Which is why, over the past couple of days, we've been faced pretty much non-stop with rumours surrounding Marina Joyce. If you believe everything the internet says, then Marina is a young YouTuber, who might be Madeline McCann, being forced by her parents (who are secretly members of ISIS) to make beauty videos - with the ultimate plan of luring unsuspecting teenage fans to the "war-torn hellscape" that is Bethnal Green at 6:30 in the morning.

These are just a few of the myths that have accompanied the hashtag #SaveMarinaJoyce, which has been trending on and off as various news outlets have picked up the story and refreshed the hype surrounding the 19 year-old YouTuber. Due to some erratic behaviour in her recent videos and across social media - including apparently whispering "help me" in a video, visible bruises on her arms and legs, inviting her primarily teenage audience to meet her at a pre-organised morning rave in Bethnal Green, and keeping a rifle in her room - a faction of Marina's fans launched a grassroots campaign of support. It very quickly snowballed beyond their control.

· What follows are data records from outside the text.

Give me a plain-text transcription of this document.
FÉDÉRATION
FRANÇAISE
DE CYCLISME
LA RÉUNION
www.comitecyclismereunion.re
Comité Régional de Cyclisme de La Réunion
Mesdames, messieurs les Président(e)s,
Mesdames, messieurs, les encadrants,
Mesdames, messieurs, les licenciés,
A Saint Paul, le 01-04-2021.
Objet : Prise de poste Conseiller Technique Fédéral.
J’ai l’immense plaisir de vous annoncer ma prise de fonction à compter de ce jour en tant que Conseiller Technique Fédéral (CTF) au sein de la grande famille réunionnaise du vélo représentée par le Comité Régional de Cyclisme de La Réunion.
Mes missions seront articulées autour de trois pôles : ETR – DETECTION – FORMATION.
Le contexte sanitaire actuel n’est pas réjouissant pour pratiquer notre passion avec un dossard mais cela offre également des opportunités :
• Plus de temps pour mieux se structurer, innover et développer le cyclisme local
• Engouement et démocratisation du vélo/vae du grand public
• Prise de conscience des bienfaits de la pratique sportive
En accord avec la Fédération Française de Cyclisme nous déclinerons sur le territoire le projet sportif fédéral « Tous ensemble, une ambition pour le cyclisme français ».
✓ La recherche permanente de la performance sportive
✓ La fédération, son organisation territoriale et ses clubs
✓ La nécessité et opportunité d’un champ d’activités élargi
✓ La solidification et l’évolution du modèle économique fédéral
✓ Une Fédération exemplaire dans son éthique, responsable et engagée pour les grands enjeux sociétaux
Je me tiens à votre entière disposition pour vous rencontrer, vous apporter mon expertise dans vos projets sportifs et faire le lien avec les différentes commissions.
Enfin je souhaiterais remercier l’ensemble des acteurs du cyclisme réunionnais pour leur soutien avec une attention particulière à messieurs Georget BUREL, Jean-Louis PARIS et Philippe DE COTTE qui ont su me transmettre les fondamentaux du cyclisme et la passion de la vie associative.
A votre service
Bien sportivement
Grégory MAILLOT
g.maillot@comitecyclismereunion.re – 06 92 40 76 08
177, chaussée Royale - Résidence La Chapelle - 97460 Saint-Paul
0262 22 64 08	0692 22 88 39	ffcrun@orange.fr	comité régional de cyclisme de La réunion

Since the story gained traction, numerous outlandish (and completely debunkable) conspiracies have arisen across the unmoderated garbage fire of Twitter. It got to the point where not even a visit from the literal police to her house could convince the internet that Marina wasn't potentially holed up somewhere in California, under the duress of her "abusive parents", an unnamed boyfriend, or terrorist cell IS.

After a hundred thoughtpieces, uninvolved vloggers jumping on the bandwagon, and endless fuelling of the rumours from Marina herself by liking and engaging with panicked tweets from fans, the hype came to an abrupt halt yesterday. A YouNow livestream from Marina confirmed that the drama had been instigated as a PR stunt from her fans. People were furious, and #SaveMarinaJoyce quickly turned to #BoycottMarinaJoyce; but the impact had already landed. Marina's controversial 'DATE OUTFIT IDEAS' now has over 22 million views, and her subscriber base has grown to 1.6 million - at least a 900,000 increase in two days.

With any luck, this piece will be our final word on the Marina Joyce phenomenon, as it is undeniable at this point that the only resolution is to allow Marina the chance to resolve her actual issues in a healthier environment, outside of the public sphere. The tactless and hamfisted campaign from her fans has done little else but to jeopardised Marina's mental health, her relatives' reputations, and the institution of authenticity that so many online creators depend on to maintain their audiences.

It doesn't take much beyond a dipping a few fake screenshots into the piranha pool of internet fandoms to stir up a frenzy of "drama". We've seen it with the allegations surrounding Jacob Sartorius asking fans for nudes, we see it with every staged "social experiment" video. Conspiracies are rife within the internet - and if you give online communities enough to grab onto, it starts a ridiculous tug-of-war that almost always ends in tatters and a complete breakdown of communication, regardless of the truth.

Several parties are to blame for the events of this week getting as out of hand as they are. Whoever tactlessly began the #savemarinajoyce hashtag seemingly had the idea that the best way to help someone who is obviously struggling with the pressures of online fame, was to give them online infamy. Evidently not.

The media latching on to the story, especially one of the earliest birds starting the ISIS rumours (thanks, Mirror Online), did nothing but to drag the greater internet into the fold - turning Marina into not just a sensation, or a victim, but a meme. Clearly the last thing someone obviously trying to overcome their own personal issues, while maintaining a public facade for their audience, needs.

And this last point puts a small but significant portion of the blame on Marina herself; as much as it pains me to say it, playing along with the hype, liking Tweets such as "like this if you need us to save you" while posting with the cheerful thirst of a typical new YouTuber sent social media into meltdown more than anything else.

Whatever Marina's personal problems may be, acting as though everything is normal and fun while your whole corner of the internet is on fire is evidence that just taking a break from it all is more important than anything else. While it doesn't seem as though Marina is ready to let go of her new-found attention just yet, hopefully the rest of us from here on in will do it for her.